时间:2022-04-21 19:37:02

I'm working with a somewhat large set (~30000 records) of data that my Django app needs to retrieve on a regular basis. This data doesn't really change often (maybe once a month or so), and the changes that are made are done in a batch, so the DB solution I'm trying to arrive at is pretty much read-only.


The total size of this dataset is about 20mb, and my first thought is that I can load it into memory (possibly as a singleton on an object) and access it very fast that way, though I'm wondering if there are other, more efficient ways of decreasing the fetch time by avoiding disk I/O. Would memcached be the best solution here? Or would loading it into an in-memory SQLite DB be better? Or loading it on app startup simply as an in-memory variable?

这个数据集的总大小是大约20 mb,我首先想到的是我可以加载到内存中(可能是一个单例对象)和访问它非常快,但是我想知道如果有其他更有效的方法减少避免磁盘I / O的获取时间。memcached是这里的最佳解决方案吗?或者将它加载到内存中的SQLite DB中会更好吗?还是仅仅将它作为内存变量加载到app startup中?

2 个解决方案



The simplest solution I think it's to load all the objects into memory with


cached_records = Record.objects.all()
list(cached_records) # by using list() we force Django load all data into memory

Then you are free to use this cached_records in your app, and you also can use QuerySet methods like filter, etc. But filter on the cached records will trigger DB query.


If you will query these records based on conditions, using cache would be a good idea.




Does the disk IO really become the bottleneck of your application's performance and affect your user experience? If not, I don't think this kind of optimization is necessary.


Operating system and RDBMS (e.g MySQL , PostgresQL) are really smart nowdays. The data in the disk will be cached in memory by RDBMS and OS automatically.

操作系统和RDBMS。g MySQL, PostgresQL)现在真的很聪明。磁盘中的数据将被RDBMS和OS自动缓存在内存中。



The simplest solution I think it's to load all the objects into memory with


cached_records = Record.objects.all()
list(cached_records) # by using list() we force Django load all data into memory

Then you are free to use this cached_records in your app, and you also can use QuerySet methods like filter, etc.
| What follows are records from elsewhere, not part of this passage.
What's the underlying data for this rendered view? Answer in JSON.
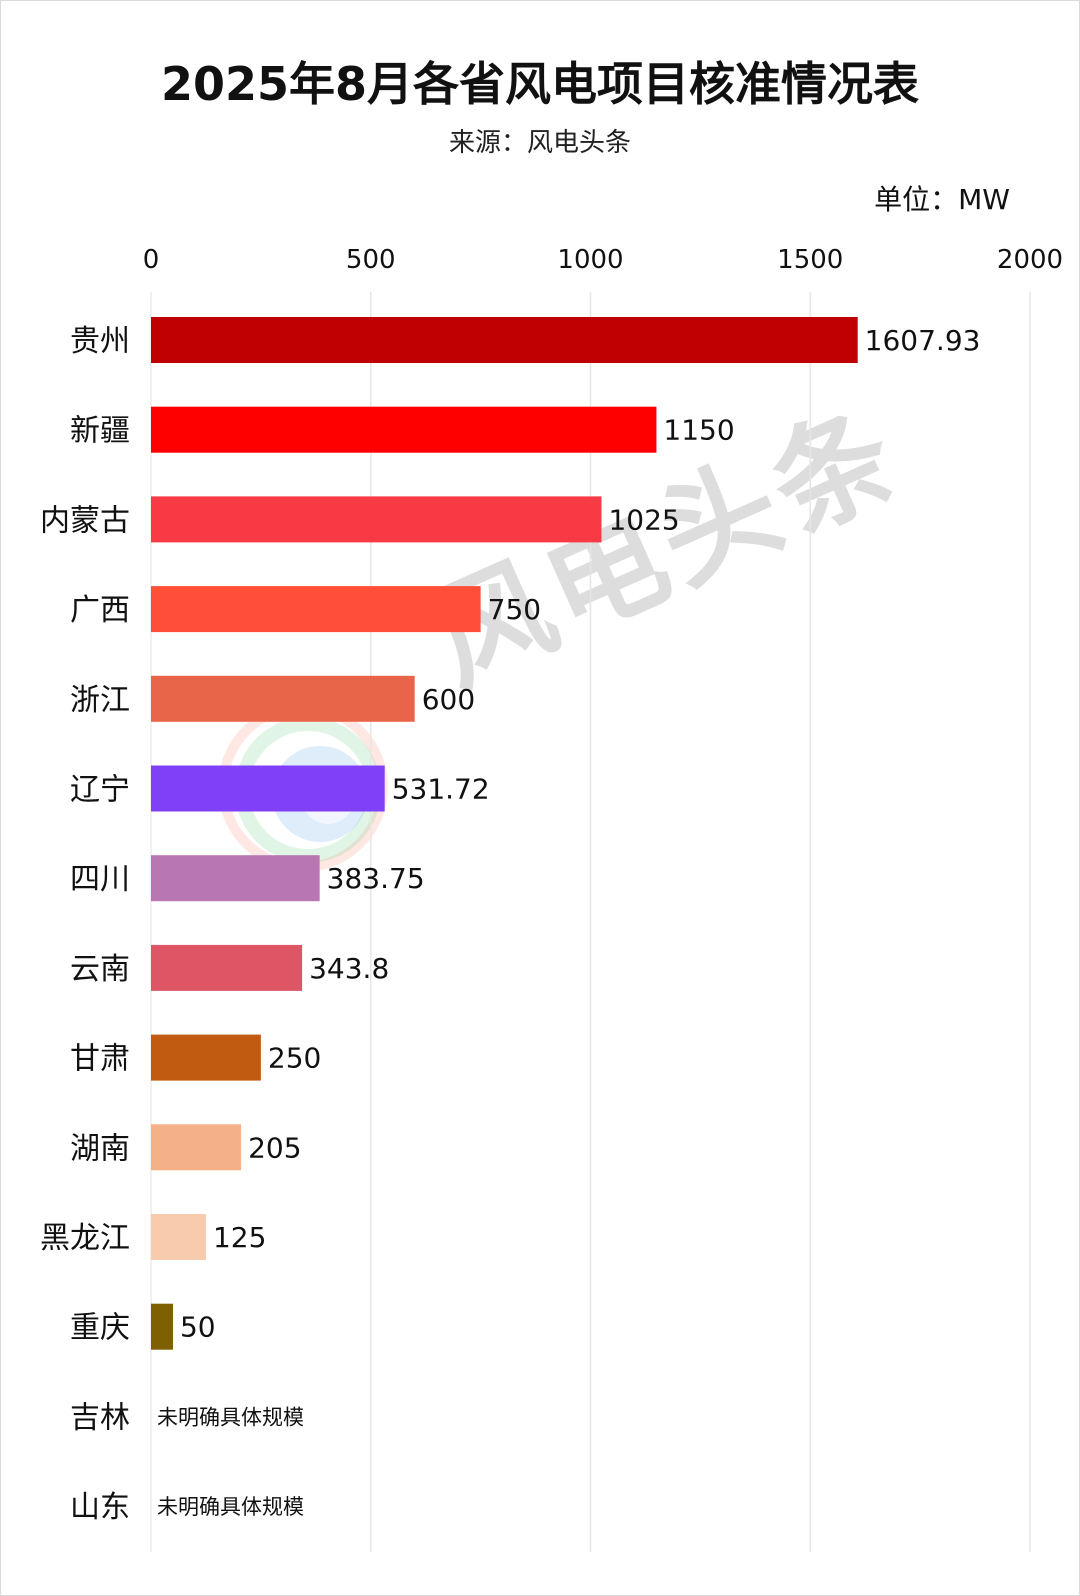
{
  "title": "2025年8月各省风电项目核准情况表",
  "subtitle": "来源：风电头条",
  "unit": "单位：MW",
  "watermark": "风电头条",
  "chart_data": {
    "type": "bar",
    "orientation": "horizontal",
    "xlim": [
      0,
      2000
    ],
    "xticks": [
      0,
      500,
      1000,
      1500,
      2000
    ],
    "grid": true,
    "categories": [
      "贵州",
      "新疆",
      "内蒙古",
      "广西",
      "浙江",
      "辽宁",
      "四川",
      "云南",
      "甘肃",
      "湖南",
      "黑龙江",
      "重庆",
      "吉林",
      "山东"
    ],
    "values": [
      1607.93,
      1150,
      1025,
      750,
      600,
      531.72,
      383.75,
      343.8,
      250,
      205,
      125,
      50,
      null,
      null
    ],
    "value_labels": [
      "1607.93",
      "1150",
      "1025",
      "750",
      "600",
      "531.72",
      "383.75",
      "343.8",
      "250",
      "205",
      "125",
      "50",
      "未明确具体规模",
      "未明确具体规模"
    ],
    "colors": [
      "#C00000",
      "#FF0000",
      "#F83A44",
      "#FF4F38",
      "#E9654A",
      "#8040F8",
      "#B877B2",
      "#DE5565",
      "#C25B12",
      "#F4B187",
      "#F8CBAD",
      "#7F6000",
      "#000000",
      "#000000"
    ]
  }
}
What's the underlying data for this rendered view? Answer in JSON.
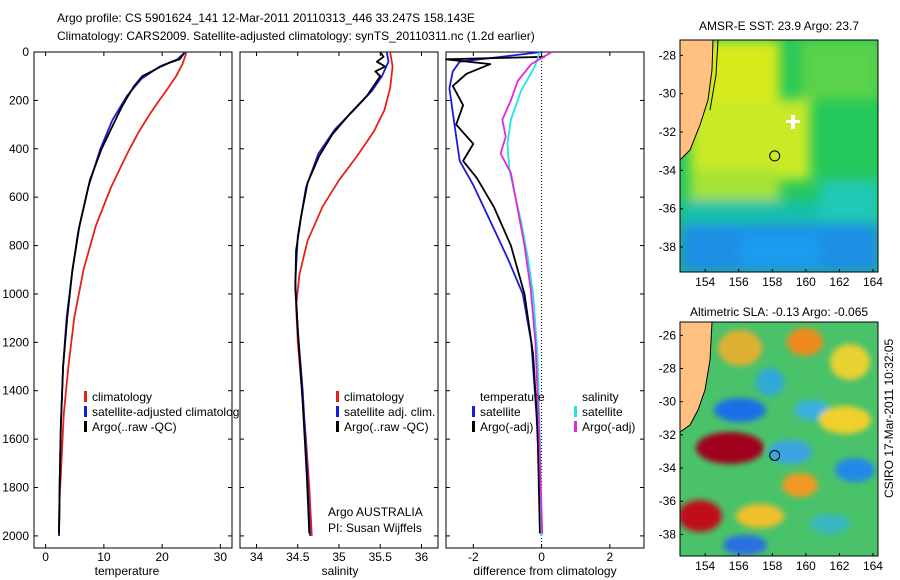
{
  "header": {
    "line1": "Argo profile: CS 5901624_141 12-Mar-2011 20110313_446 33.247S 158.143E",
    "line2": "Climatology: CARS2009. Satellite-adjusted climatology: synTS_20110311.nc (1.2d earlier)"
  },
  "side_stamp": "CSIRO 17-Mar-2011 10:32:05",
  "colors": {
    "climatology": "#e8201a",
    "satellite": "#1a1adc",
    "argo": "#000000",
    "sal_satellite": "#22e4e4",
    "sal_argo": "#e02ad8"
  },
  "chart_data": [
    {
      "type": "line",
      "name": "temperature-profile",
      "xlabel": "temperature",
      "ylabel": "",
      "xlim": [
        -2,
        32
      ],
      "ylim": [
        2050,
        0
      ],
      "xticks": [
        0,
        10,
        20,
        30
      ],
      "yticks": [
        0,
        200,
        400,
        600,
        800,
        1000,
        1200,
        1400,
        1600,
        1800,
        2000
      ],
      "legend": {
        "placement": "lower-right",
        "entries": [
          "climatology",
          "satellite-adjusted climatology",
          "Argo(..raw -QC)"
        ]
      },
      "series": [
        {
          "name": "climatology",
          "x": [
            24.2,
            23.5,
            22.4,
            21.0,
            19.5,
            17.8,
            16.0,
            14.0,
            11.2,
            8.6,
            6.5,
            4.9,
            3.9,
            3.1,
            2.7,
            2.4,
            2.3
          ],
          "y": [
            0,
            50,
            100,
            150,
            200,
            260,
            330,
            420,
            560,
            720,
            900,
            1100,
            1300,
            1500,
            1700,
            1850,
            2000
          ]
        },
        {
          "name": "satellite-adjusted climatology",
          "x": [
            24.0,
            22.6,
            19.6,
            16.5,
            14.0,
            11.5,
            9.4,
            7.3,
            5.6,
            4.5,
            3.6,
            3.0,
            2.6,
            2.4,
            2.3
          ],
          "y": [
            0,
            30,
            60,
            110,
            180,
            280,
            400,
            560,
            740,
            920,
            1100,
            1300,
            1550,
            1800,
            2000
          ]
        },
        {
          "name": "Argo(..raw -QC)",
          "x": [
            23.8,
            23.0,
            21.2,
            19.8,
            18.2,
            16.6,
            15.2,
            14.2,
            13.0,
            11.6,
            9.6,
            7.6,
            5.8,
            4.6,
            3.7,
            3.0,
            2.6,
            2.4,
            2.3
          ],
          "y": [
            5,
            30,
            45,
            60,
            80,
            100,
            140,
            180,
            230,
            300,
            400,
            530,
            720,
            900,
            1100,
            1300,
            1550,
            1800,
            1990
          ]
        }
      ]
    },
    {
      "type": "line",
      "name": "salinity-profile",
      "xlabel": "salinity",
      "ylabel": "",
      "xlim": [
        33.8,
        36.2
      ],
      "ylim": [
        2050,
        0
      ],
      "xticks": [
        34,
        34.5,
        35,
        35.5,
        36
      ],
      "legend": {
        "placement": "lower-right",
        "entries": [
          "climatology",
          "satellite adj. clim.",
          "Argo(..raw -QC)"
        ]
      },
      "annotations": [
        "Argo AUSTRALIA",
        "PI: Susan Wijffels"
      ],
      "series": [
        {
          "name": "climatology",
          "x": [
            35.62,
            35.65,
            35.62,
            35.55,
            35.42,
            35.22,
            35.0,
            34.8,
            34.62,
            34.52,
            34.48,
            34.5,
            34.55,
            34.6,
            34.64,
            34.67
          ],
          "y": [
            0,
            60,
            150,
            240,
            330,
            430,
            530,
            640,
            780,
            920,
            1050,
            1200,
            1400,
            1600,
            1800,
            2000
          ]
        },
        {
          "name": "satellite adj. clim.",
          "x": [
            35.58,
            35.6,
            35.52,
            35.4,
            35.18,
            34.95,
            34.75,
            34.6,
            34.5,
            34.47,
            34.5,
            34.56,
            34.61,
            34.65
          ],
          "y": [
            0,
            40,
            100,
            160,
            240,
            320,
            420,
            560,
            760,
            950,
            1150,
            1400,
            1700,
            2000
          ]
        },
        {
          "name": "Argo(..raw -QC)",
          "x": [
            35.5,
            35.54,
            35.46,
            35.56,
            35.44,
            35.5,
            35.34,
            35.12,
            34.92,
            34.76,
            34.62,
            34.54,
            34.48,
            34.47,
            34.51,
            34.56,
            34.61,
            34.64
          ],
          "y": [
            0,
            20,
            40,
            60,
            80,
            100,
            180,
            260,
            340,
            430,
            540,
            680,
            820,
            980,
            1200,
            1450,
            1750,
            1990
          ]
        }
      ]
    },
    {
      "type": "line",
      "name": "difference-profile",
      "xlabel": "difference from climatology",
      "ylabel": "",
      "xlim": [
        -2.8,
        3.0
      ],
      "ylim": [
        2050,
        0
      ],
      "xticks": [
        -2,
        0,
        2
      ],
      "legend": {
        "placement": "lower-center",
        "entries": [
          "temperature",
          "satellite",
          "Argo(-adj)",
          "salinity",
          "satellite",
          "Argo(-adj)"
        ]
      },
      "series": [
        {
          "name": "temperature satellite",
          "x": [
            0,
            -2.4,
            -2.6,
            -2.7,
            -2.6,
            -2.5,
            -2.4,
            -2.0,
            -1.5,
            -1.0,
            -0.55,
            -0.3,
            -0.15,
            -0.05,
            0.0
          ],
          "y": [
            0,
            40,
            80,
            150,
            250,
            350,
            450,
            550,
            700,
            850,
            1000,
            1200,
            1500,
            1800,
            2000
          ]
        },
        {
          "name": "temperature Argo(-adj)",
          "x": [
            0.1,
            -2.8,
            -1.5,
            -2.2,
            -2.6,
            -2.3,
            -2.5,
            -2.0,
            -2.3,
            -1.9,
            -1.4,
            -0.9,
            -0.5,
            -0.25,
            -0.12,
            -0.05
          ],
          "y": [
            20,
            30,
            50,
            90,
            140,
            220,
            300,
            380,
            450,
            520,
            640,
            800,
            1000,
            1250,
            1550,
            1990
          ]
        },
        {
          "name": "salinity satellite",
          "x": [
            -0.05,
            -0.2,
            -0.6,
            -0.9,
            -1.0,
            -0.95,
            -0.8,
            -0.6,
            -0.4,
            -0.25,
            -0.12,
            -0.05,
            0.0
          ],
          "y": [
            0,
            60,
            160,
            280,
            380,
            480,
            580,
            700,
            850,
            1000,
            1250,
            1600,
            2000
          ]
        },
        {
          "name": "salinity Argo(-adj)",
          "x": [
            0.3,
            -0.3,
            -0.7,
            -0.9,
            -1.15,
            -1.05,
            -1.2,
            -0.9,
            -0.7,
            -0.5,
            -0.32,
            -0.18,
            -0.08,
            0.02
          ],
          "y": [
            0,
            50,
            120,
            200,
            280,
            350,
            420,
            500,
            650,
            800,
            980,
            1200,
            1550,
            1990
          ]
        }
      ]
    },
    {
      "type": "heatmap",
      "name": "sst-map",
      "title": "AMSR-E SST: 23.9  Argo: 23.7",
      "xlim": [
        152.5,
        164.3
      ],
      "ylim": [
        -39.3,
        -27.2
      ],
      "xticks": [
        154,
        156,
        158,
        160,
        162,
        164
      ],
      "yticks": [
        -28,
        -30,
        -32,
        -34,
        -36,
        -38
      ],
      "argo_position": {
        "lon": 158.143,
        "lat": -33.247
      }
    },
    {
      "type": "heatmap",
      "name": "sla-map",
      "title": "Altimetric SLA: -0.13  Argo: -0.065",
      "xlim": [
        152.5,
        164.3
      ],
      "ylim": [
        -39.3,
        -25.2
      ],
      "xticks": [
        154,
        156,
        158,
        160,
        162,
        164
      ],
      "yticks": [
        -26,
        -28,
        -30,
        -32,
        -34,
        -36,
        -38
      ],
      "argo_position": {
        "lon": 158.143,
        "lat": -33.247
      }
    }
  ]
}
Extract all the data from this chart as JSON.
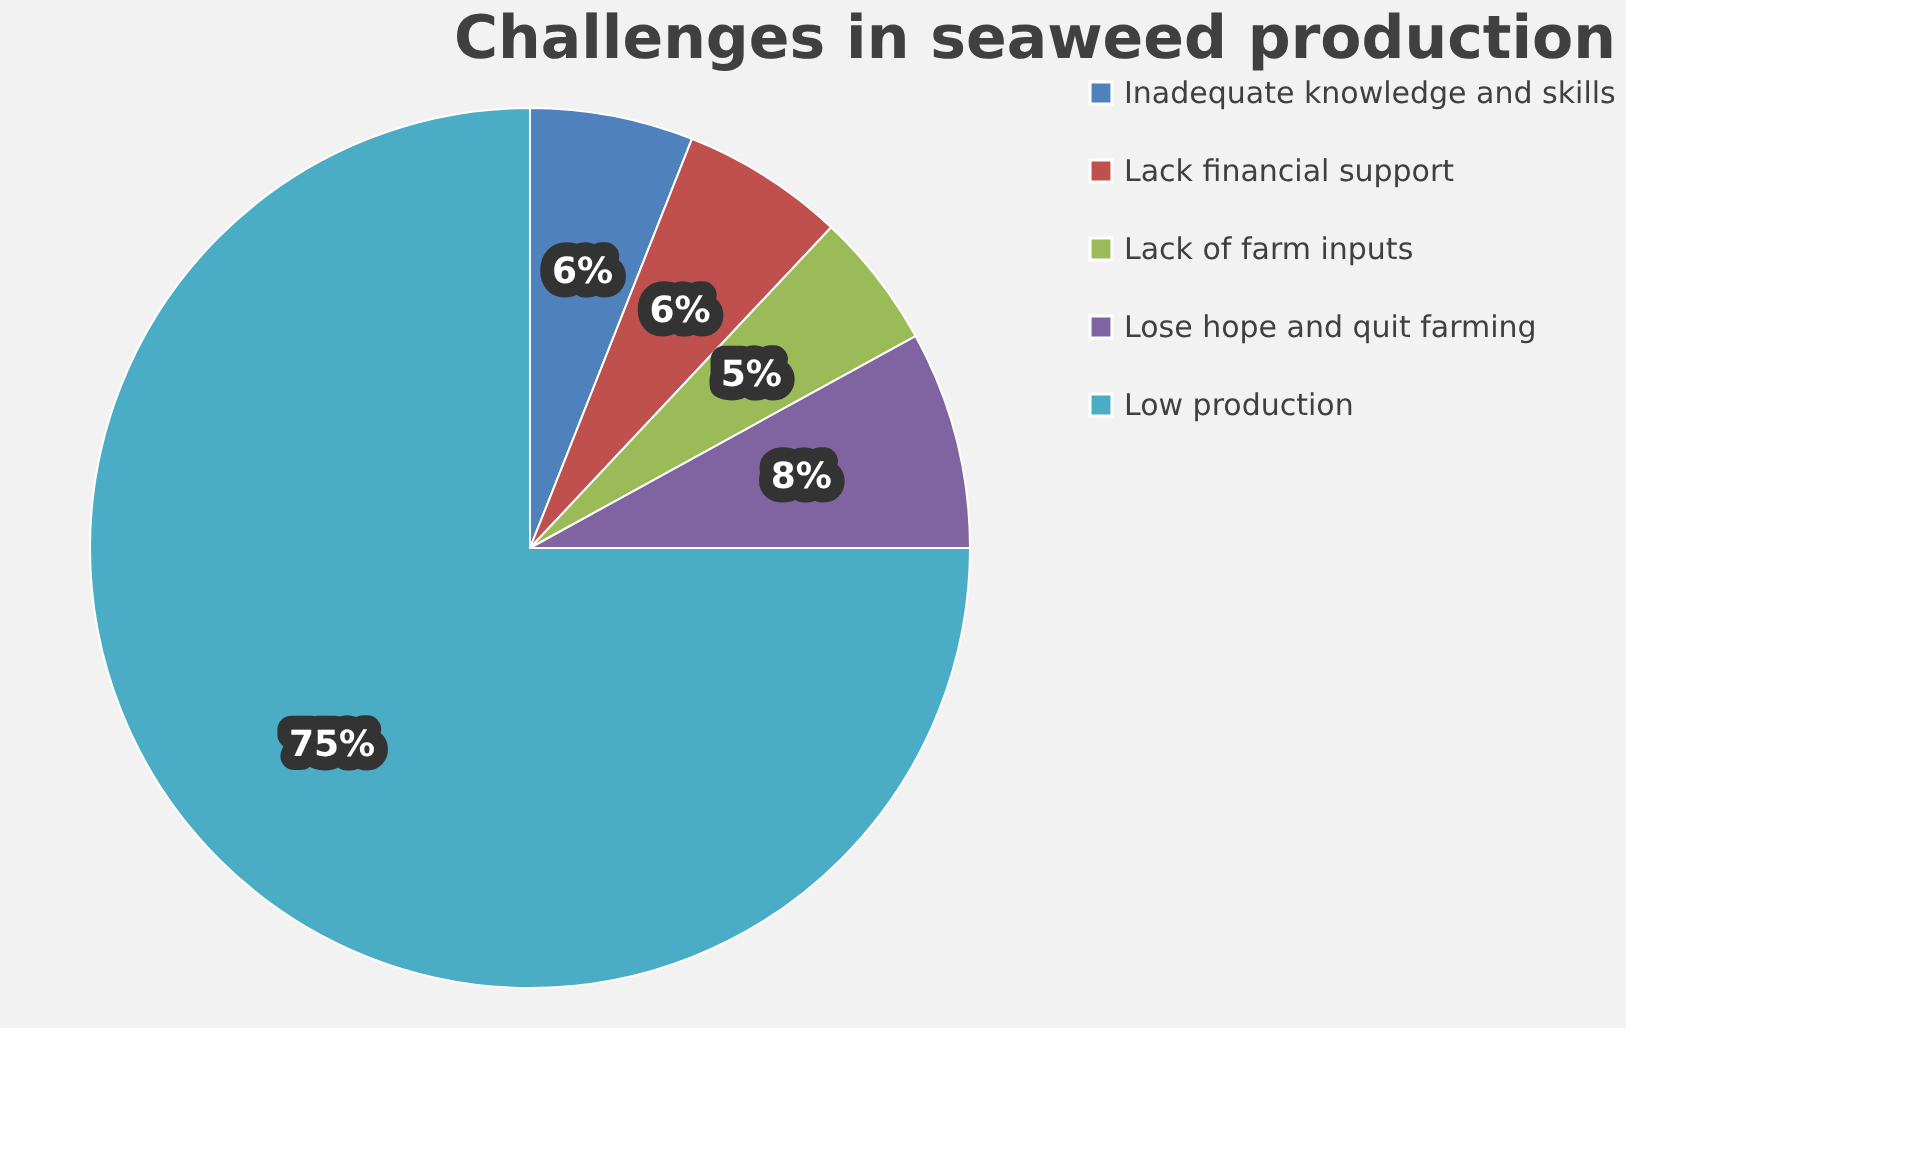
{
  "chart_data": {
    "type": "pie",
    "title": "Challenges in seaweed production",
    "categories": [
      "Inadequate knowledge and skills",
      "Lack financial support",
      "Lack of farm inputs",
      "Lose hope and quit farming",
      "Low production"
    ],
    "values": [
      6,
      6,
      5,
      8,
      75
    ],
    "colors": [
      "#4f81bd",
      "#c0504d",
      "#9bbb59",
      "#8064a2",
      "#4bacc6"
    ],
    "value_labels": [
      "6%",
      "6%",
      "5%",
      "8%",
      "75%"
    ],
    "legend": "right"
  }
}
But filter on the cached records will trigger DB query.


If you will query these records based on conditions, using cache would be a good idea.




Does the disk IO really become the bottleneck of your application's performance and affect your user experience? If not, I don't think this kind of optimization is necessary.


Operating system and RDBMS (e.g MySQL , PostgresQL) are really smart nowdays. The data in the disk will be cached in memory by RDBMS and OS automatically.

操作系统和RDBMS。g MySQL, PostgresQL)现在真的很聪明。磁盘中的数据将被RDBMS和OS自动缓存在内存中。